The DC metro is a fabulous thing. It whisks you from spot to spot until you pop up from the tunnel like a prairie dog and is usually safer than driving on an eight lane highway at rush hour with thousands of sleep deprived, stressed out individuals who feel that speed limits and traffic rules are like socks, optional but not mandatory. This week was my DC week. My daughter was working as a teen volunteer and instead of driving her in and out of the city each day, I decided to metro in each morning and head to my favorite places. I knew where each metro line would take me and thought about how easy it would be to slip down to an air conditioned platform, park my butt on the train, and speed away to my destination. Yet despite my love of the metro, my need for constant motion won so I walked. It was 95 degrees.
By the time I arrived at the US Botanic Gardens, five miles from my starting point, I was sweaty, gross, and scaring small children, but I didn't care. I had questions and they had horticulturalists, water fountains, bathrooms, and air conditioning. What was sucking the life out of my verbena leaves? Spider mites or thrips. Why did my gaillardia have a hole in its stem? Poor drainage, probably. The horticulturalist I spoke to was helpful, friendly, and actually excited to see the verbena leaves I had wrapped in wet tissue. Plus she smelled a lot better then I did. I didn't want to leave. My daughter could metro home alone. I was going to spend the rest of my life as a professional gardener.

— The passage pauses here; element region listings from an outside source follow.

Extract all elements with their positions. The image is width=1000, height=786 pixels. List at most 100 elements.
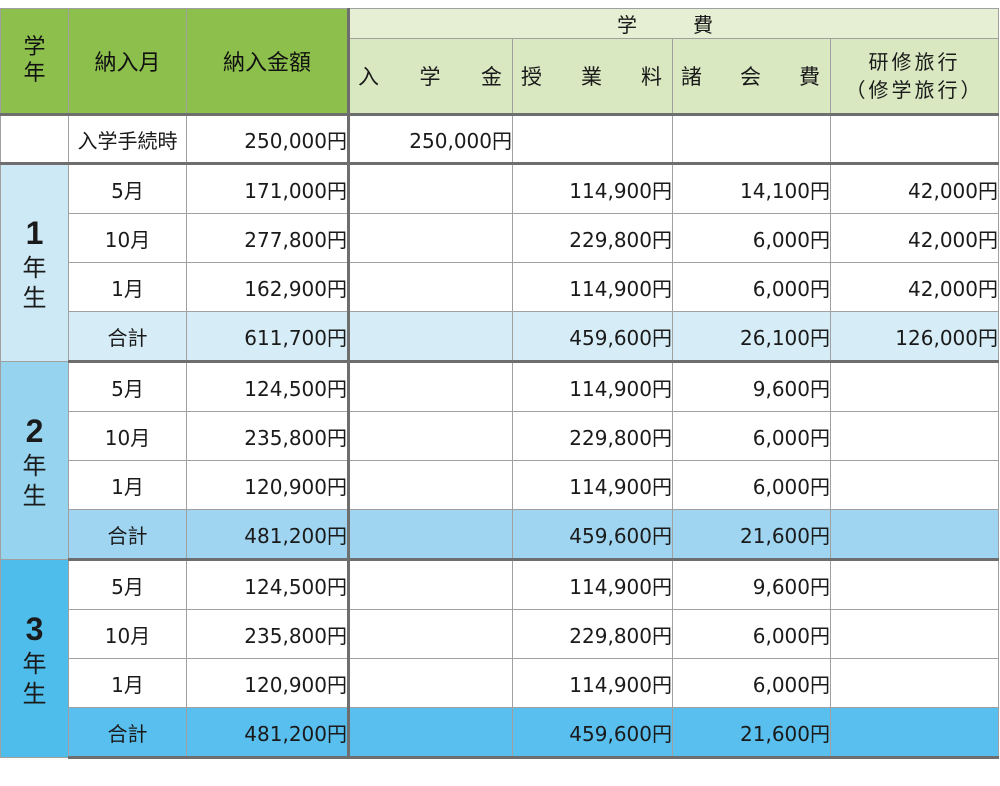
cell-misc: 6,000円	[672, 411, 831, 461]
total-row: 合計 611,700円 459,600円 26,100円 126,000円	[1, 311, 999, 363]
total-admission	[347, 707, 513, 759]
total-admission	[347, 311, 513, 363]
grade-label-b: 生	[22, 679, 47, 708]
header-month: 納入月	[68, 8, 187, 115]
cell-admission	[347, 658, 513, 708]
total-tuition: 459,600円	[512, 509, 673, 561]
cell-admission	[347, 559, 513, 610]
grade-2-label: 2 年 生	[0, 361, 69, 560]
header-misc: 諸 会 費	[672, 38, 831, 115]
header-grade-top: 学	[23, 35, 46, 60]
header-grade: 学 年	[0, 8, 69, 115]
cell-tuition: 229,800円	[512, 609, 673, 659]
cell-trip: 42,000円	[830, 213, 999, 263]
entry-grade-cell	[0, 113, 69, 165]
cell-month: 5月	[68, 559, 187, 610]
entry-admission: 250,000円	[347, 113, 513, 165]
grade-number: 2	[25, 412, 44, 449]
table-row: 10月 277,800円 229,800円 6,000円 42,000円	[1, 213, 999, 263]
header-tuition: 授 業 料	[512, 38, 673, 115]
total-amount: 481,200円	[186, 707, 349, 759]
header-trip-line1: 研修旅行	[868, 50, 961, 74]
total-tuition: 459,600円	[512, 311, 673, 363]
cell-amount: 277,800円	[186, 213, 349, 263]
cell-admission	[347, 262, 513, 312]
cell-amount: 171,000円	[186, 163, 349, 214]
cell-tuition: 229,800円	[512, 213, 673, 263]
grade-label-a: 年	[22, 254, 47, 282]
cell-admission	[347, 411, 513, 461]
cell-misc: 6,000円	[672, 213, 831, 263]
cell-trip	[830, 411, 999, 461]
entry-amount: 250,000円	[186, 113, 349, 165]
header-trip: 研修旅行 （修学旅行）	[830, 38, 999, 115]
cell-trip: 42,000円	[830, 163, 999, 214]
cell-amount: 235,800円	[186, 411, 349, 461]
total-trip	[830, 707, 999, 759]
grade-3-label: 3 年 生	[0, 559, 69, 758]
header-misc-char: 会	[740, 65, 761, 89]
total-month: 合計	[68, 509, 187, 561]
total-amount: 481,200円	[186, 509, 349, 561]
cell-trip	[830, 361, 999, 412]
cell-month: 1月	[68, 460, 187, 510]
entry-month: 入学手続時	[68, 113, 187, 165]
entry-misc	[672, 113, 831, 165]
total-tuition: 459,600円	[512, 707, 673, 759]
grade-label-a: 年	[22, 649, 47, 678]
cell-amount: 120,900円	[186, 658, 349, 708]
header-grade-bottom: 年	[23, 61, 46, 86]
table-row: 1月 162,900円 114,900円 6,000円 42,000円	[1, 262, 999, 312]
grade-number: 1	[25, 215, 44, 251]
cell-amount: 162,900円	[186, 262, 349, 312]
entry-row: 入学手続時 250,000円 250,000円	[0, 113, 999, 165]
table-row: 1 年 生 5月 171,000円 114,900円 14,100円 42,00…	[0, 163, 999, 362]
cell-month: 1月	[68, 262, 187, 312]
cell-trip	[830, 658, 999, 708]
cell-trip	[830, 559, 999, 610]
cell-misc: 9,600円	[672, 559, 831, 610]
cell-misc: 9,600円	[672, 361, 831, 412]
entry-trip	[830, 113, 999, 165]
header-admission-char: 学	[419, 65, 441, 89]
cell-tuition: 114,900円	[512, 163, 673, 214]
cell-tuition: 114,900円	[512, 361, 673, 412]
cell-misc: 6,000円	[672, 460, 831, 510]
total-row: 合計 481,200円 459,600円 21,600円	[1, 707, 999, 759]
cell-admission	[347, 609, 513, 659]
total-admission	[347, 509, 513, 561]
cell-admission	[347, 213, 513, 263]
cell-trip	[830, 609, 999, 659]
total-amount: 611,700円	[186, 311, 349, 363]
total-misc: 21,600円	[672, 509, 831, 561]
grade-number: 3	[25, 610, 44, 647]
grade-label-a: 年	[22, 451, 47, 480]
total-row: 合計 481,200円 459,600円 21,600円	[1, 509, 999, 561]
cell-misc: 6,000円	[672, 609, 831, 659]
cell-tuition: 114,900円	[512, 658, 673, 708]
total-trip: 126,000円	[830, 311, 999, 363]
header-tuition-char: 料	[641, 65, 662, 89]
header-fees-group: 学 費	[347, 8, 999, 39]
cell-month: 1月	[68, 658, 187, 708]
header-trip-line2: （修学旅行）	[845, 78, 984, 102]
cell-tuition: 114,900円	[512, 460, 673, 510]
grade-label-b: 生	[22, 284, 47, 312]
header-misc-char: 諸	[681, 65, 702, 89]
cell-month: 5月	[68, 361, 187, 412]
grade-label-b: 生	[22, 481, 47, 510]
table-row: 2 年 生 5月 124,500円 114,900円 9,600円	[0, 361, 999, 560]
school-fee-table: 学 年 納入月 納入金額 学 費 入 学 金 授 業 料	[0, 8, 999, 759]
cell-admission	[347, 460, 513, 510]
table-row: 10月 235,800円 229,800円 6,000円	[1, 411, 999, 461]
cell-misc: 6,000円	[672, 658, 831, 708]
table-row: 1月 120,900円 114,900円 6,000円	[1, 658, 999, 708]
total-misc: 26,100円	[672, 311, 831, 363]
cell-trip: 42,000円	[830, 262, 999, 312]
cell-admission	[347, 163, 513, 214]
cell-amount: 124,500円	[186, 361, 349, 412]
cell-month: 10月	[68, 213, 187, 263]
cell-tuition: 114,900円	[512, 559, 673, 610]
total-misc: 21,600円	[672, 707, 831, 759]
entry-tuition	[512, 113, 673, 165]
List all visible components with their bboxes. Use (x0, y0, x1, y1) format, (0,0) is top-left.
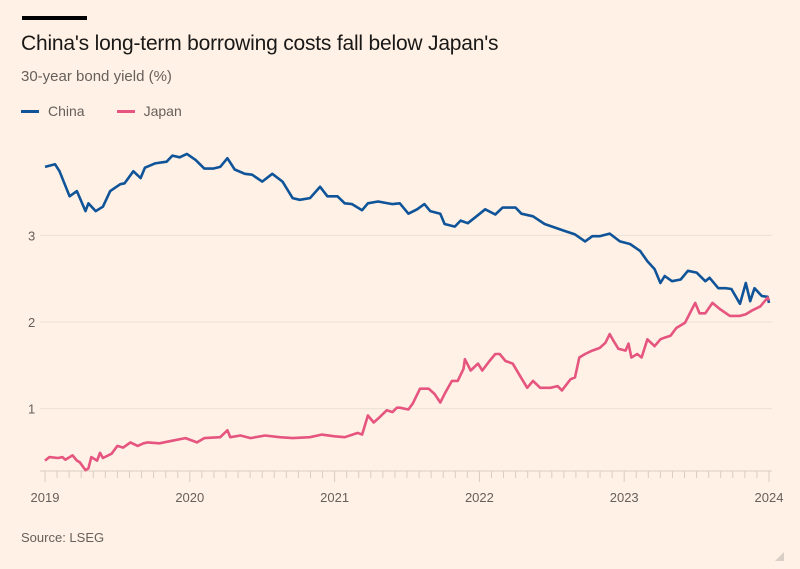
x-tick-label: 2021 (320, 490, 349, 505)
legend-swatch-japan (116, 109, 135, 113)
legend-label-china: China (48, 103, 85, 119)
legend-swatch-china (21, 109, 39, 113)
y-tick-label: 2 (28, 315, 35, 330)
series-line-japan (44, 296, 771, 472)
source-note: Source: LSEG (21, 530, 105, 545)
chart-subtitle: 30-year bond yield (%) (21, 68, 172, 85)
brand-rule (22, 16, 87, 20)
legend-item-china: China (21, 103, 85, 119)
x-tick-label: 2019 (31, 490, 60, 505)
series-line-china (44, 152, 771, 306)
y-tick-label: 1 (28, 402, 35, 417)
legend-label-japan: Japan (143, 103, 182, 119)
chart-title: China's long-term borrowing costs fall b… (21, 32, 499, 55)
legend: China Japan (21, 103, 182, 119)
resize-handle-icon (775, 552, 784, 561)
y-tick-label: 3 (28, 228, 35, 243)
x-tick-label: 2023 (610, 490, 639, 505)
x-tick-label: 2020 (175, 490, 204, 505)
legend-item-japan: Japan (116, 103, 182, 119)
x-tick-label: 2022 (465, 490, 494, 505)
x-tick-label: 2024 (755, 490, 784, 505)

The zinnias at the gardens were phenomenal. Their stems were so thick they reminded me of big tomato plants, and unlike my zinnias, they were sturdy with gorgeous bicolored orange and red flowers. My zinnias are divas with a long list of demands. They prefer constant moisture and no storms, please. While beautiful, they are demanding and I'm on the hunt for stronger, more drought resistant varieties. The plants at the gardens are watered constantly with copious amounts of water soluable organic fertilizer, such as compost tea and it shows. Come September, when I have 180+ science students to teach, the gardens will still be amazing and there will still be a crew buzzing around to cater to the plants every need. I take out my notepad and begin scribbling plant names and observations. A little knowledge can go a long way and I'm already making plans for all the rearranging I need to do this fall. I felt sweaty, but inspired. I headed for the nearest metro stop, parked my butt on the train, and rode away.